そんな風に私達が会話をしていると巽がんん・・・と声を出すのでこのまま起こしてしまっては悪いので思わず口を手で覆った。しかし、どうやら先輩は起きていないようだ。さっき見たときと変わらぬ寝顔ですーすーと寝息を立てていた。

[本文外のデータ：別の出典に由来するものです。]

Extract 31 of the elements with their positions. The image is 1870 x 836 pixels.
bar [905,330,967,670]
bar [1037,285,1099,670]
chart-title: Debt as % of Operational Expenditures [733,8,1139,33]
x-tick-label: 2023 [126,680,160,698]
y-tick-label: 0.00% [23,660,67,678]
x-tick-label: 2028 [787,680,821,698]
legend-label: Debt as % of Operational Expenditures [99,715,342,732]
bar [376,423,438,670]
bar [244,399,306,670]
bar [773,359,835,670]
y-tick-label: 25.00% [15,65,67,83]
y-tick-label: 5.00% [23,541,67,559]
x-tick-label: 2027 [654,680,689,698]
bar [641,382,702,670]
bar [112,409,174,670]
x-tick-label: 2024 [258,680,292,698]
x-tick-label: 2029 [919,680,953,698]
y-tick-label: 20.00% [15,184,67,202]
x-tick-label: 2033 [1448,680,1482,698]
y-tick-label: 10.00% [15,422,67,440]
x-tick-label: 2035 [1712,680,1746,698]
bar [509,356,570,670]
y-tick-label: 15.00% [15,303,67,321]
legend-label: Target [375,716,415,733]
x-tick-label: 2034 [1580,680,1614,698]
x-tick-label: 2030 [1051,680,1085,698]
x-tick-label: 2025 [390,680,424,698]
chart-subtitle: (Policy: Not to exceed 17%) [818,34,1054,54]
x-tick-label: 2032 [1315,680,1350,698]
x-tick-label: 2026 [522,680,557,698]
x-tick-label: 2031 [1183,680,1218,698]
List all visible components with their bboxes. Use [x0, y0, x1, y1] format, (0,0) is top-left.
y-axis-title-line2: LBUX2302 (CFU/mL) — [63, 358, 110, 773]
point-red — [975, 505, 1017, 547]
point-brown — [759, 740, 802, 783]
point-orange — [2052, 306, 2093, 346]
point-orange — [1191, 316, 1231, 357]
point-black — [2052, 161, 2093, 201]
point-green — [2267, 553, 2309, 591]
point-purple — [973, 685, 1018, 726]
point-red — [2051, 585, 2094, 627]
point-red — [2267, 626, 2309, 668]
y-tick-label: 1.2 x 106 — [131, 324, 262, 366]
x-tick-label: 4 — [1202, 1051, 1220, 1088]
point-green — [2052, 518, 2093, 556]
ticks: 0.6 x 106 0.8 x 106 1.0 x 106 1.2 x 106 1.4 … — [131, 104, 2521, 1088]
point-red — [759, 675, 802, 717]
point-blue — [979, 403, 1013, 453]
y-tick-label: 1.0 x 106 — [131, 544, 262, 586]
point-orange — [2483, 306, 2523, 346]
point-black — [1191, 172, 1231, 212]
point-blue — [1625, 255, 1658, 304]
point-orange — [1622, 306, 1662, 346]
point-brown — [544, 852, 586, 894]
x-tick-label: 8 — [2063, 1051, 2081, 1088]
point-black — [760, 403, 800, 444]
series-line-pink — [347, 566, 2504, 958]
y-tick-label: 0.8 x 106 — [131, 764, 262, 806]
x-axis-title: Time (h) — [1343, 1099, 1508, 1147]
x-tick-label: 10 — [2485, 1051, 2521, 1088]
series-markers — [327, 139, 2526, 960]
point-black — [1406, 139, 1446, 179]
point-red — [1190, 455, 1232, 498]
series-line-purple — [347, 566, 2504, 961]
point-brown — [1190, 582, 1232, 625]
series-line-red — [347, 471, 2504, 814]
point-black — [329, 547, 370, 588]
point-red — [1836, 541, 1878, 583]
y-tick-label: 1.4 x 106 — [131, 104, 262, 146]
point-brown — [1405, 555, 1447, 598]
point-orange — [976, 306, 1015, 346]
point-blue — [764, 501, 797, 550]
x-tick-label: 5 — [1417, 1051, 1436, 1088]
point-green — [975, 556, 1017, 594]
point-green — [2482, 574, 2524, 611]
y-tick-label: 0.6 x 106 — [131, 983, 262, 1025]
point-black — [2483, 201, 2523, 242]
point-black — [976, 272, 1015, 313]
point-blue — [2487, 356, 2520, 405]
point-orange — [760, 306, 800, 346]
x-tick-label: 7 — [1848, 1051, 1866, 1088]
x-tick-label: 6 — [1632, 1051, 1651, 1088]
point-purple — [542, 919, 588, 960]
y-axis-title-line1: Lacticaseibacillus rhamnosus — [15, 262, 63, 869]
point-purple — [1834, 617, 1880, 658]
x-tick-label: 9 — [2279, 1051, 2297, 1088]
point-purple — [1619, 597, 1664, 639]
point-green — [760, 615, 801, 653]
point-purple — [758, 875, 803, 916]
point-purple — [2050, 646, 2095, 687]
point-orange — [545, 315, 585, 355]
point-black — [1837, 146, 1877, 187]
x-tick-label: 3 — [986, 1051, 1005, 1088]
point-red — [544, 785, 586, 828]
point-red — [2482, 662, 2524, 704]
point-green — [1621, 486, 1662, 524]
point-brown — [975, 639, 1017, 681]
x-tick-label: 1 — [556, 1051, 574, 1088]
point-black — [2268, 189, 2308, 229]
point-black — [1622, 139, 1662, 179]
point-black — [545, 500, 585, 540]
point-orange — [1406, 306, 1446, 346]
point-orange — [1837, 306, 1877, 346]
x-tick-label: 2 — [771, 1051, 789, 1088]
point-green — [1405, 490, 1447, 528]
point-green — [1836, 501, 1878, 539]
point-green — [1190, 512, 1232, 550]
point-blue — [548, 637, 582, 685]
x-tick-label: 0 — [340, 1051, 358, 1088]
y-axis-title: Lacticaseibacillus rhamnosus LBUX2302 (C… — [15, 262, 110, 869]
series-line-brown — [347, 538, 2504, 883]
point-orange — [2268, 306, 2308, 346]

「起こしちゃ悪いので、私今日の仕事は寮でしますね。」

「いや、起こすからここですればいい。」

私の提案をあっさり却下した一樹会長は巽先輩の頬を軽く叩いて声を掛けた。

「おい、星華起きろ。帰るぞ。」

「会長、悪いですよ。」

「いいんだ、こいつは無防備すぎる。」

男ばっかの学校で寝るとか勘弁して欲しいもんだ、そう呟く一樹会長は本当にこの先輩を大事に思っているんだと二人の関係に少し憧れた。

「んん・・・かずくん・・・?」

しばらくして巽先輩は掠れた声で一樹会長を呼んだもののまだ目を瞑っている。

「ほら、起きろ。早く起きないとキスするぞ?」

そんな先輩を茶化すように言った一樹会長の言葉に私は思わず恥ずかしくなる。き、キスとか・・・

「んー・・・して。」

「寝ぼけてると素直で可愛いな。」

しかし、巽先輩はまだ目を瞑ったまま一樹会長に腕を伸ばしてキスを強請った。そして一樹会長も満足そうに顔を近づけてそのままキスをした。見ちゃ駄目なのに、顔がそらせなくて黙って見てるとようやく目が覚めたらしい巽先輩が起き上がった。

「ふあ・・・かずくん、今日はもう生徒会いいの・・・」

伸びをしてソファから立ち上がったところでやっと巽先輩が私に気付いて、固まった。

「あ、えっと、はじめまして。書記の夜久月子です。」

とりあえず自己紹介だろうとしてみたけれど先輩はそれに返事をするでもなく私をただじっと見ている。

「・・・もしかして、ずっとそこに?」

「え、あ・・・・はい・・・・。」

「・・・見てた?」

恐る恐るという風に確認してきた見てたっていうのはもしかしなくても一樹会長との・・・その、キスのことだろう。嘘をついてもしょうがないので私は素直にこくんと頷いた。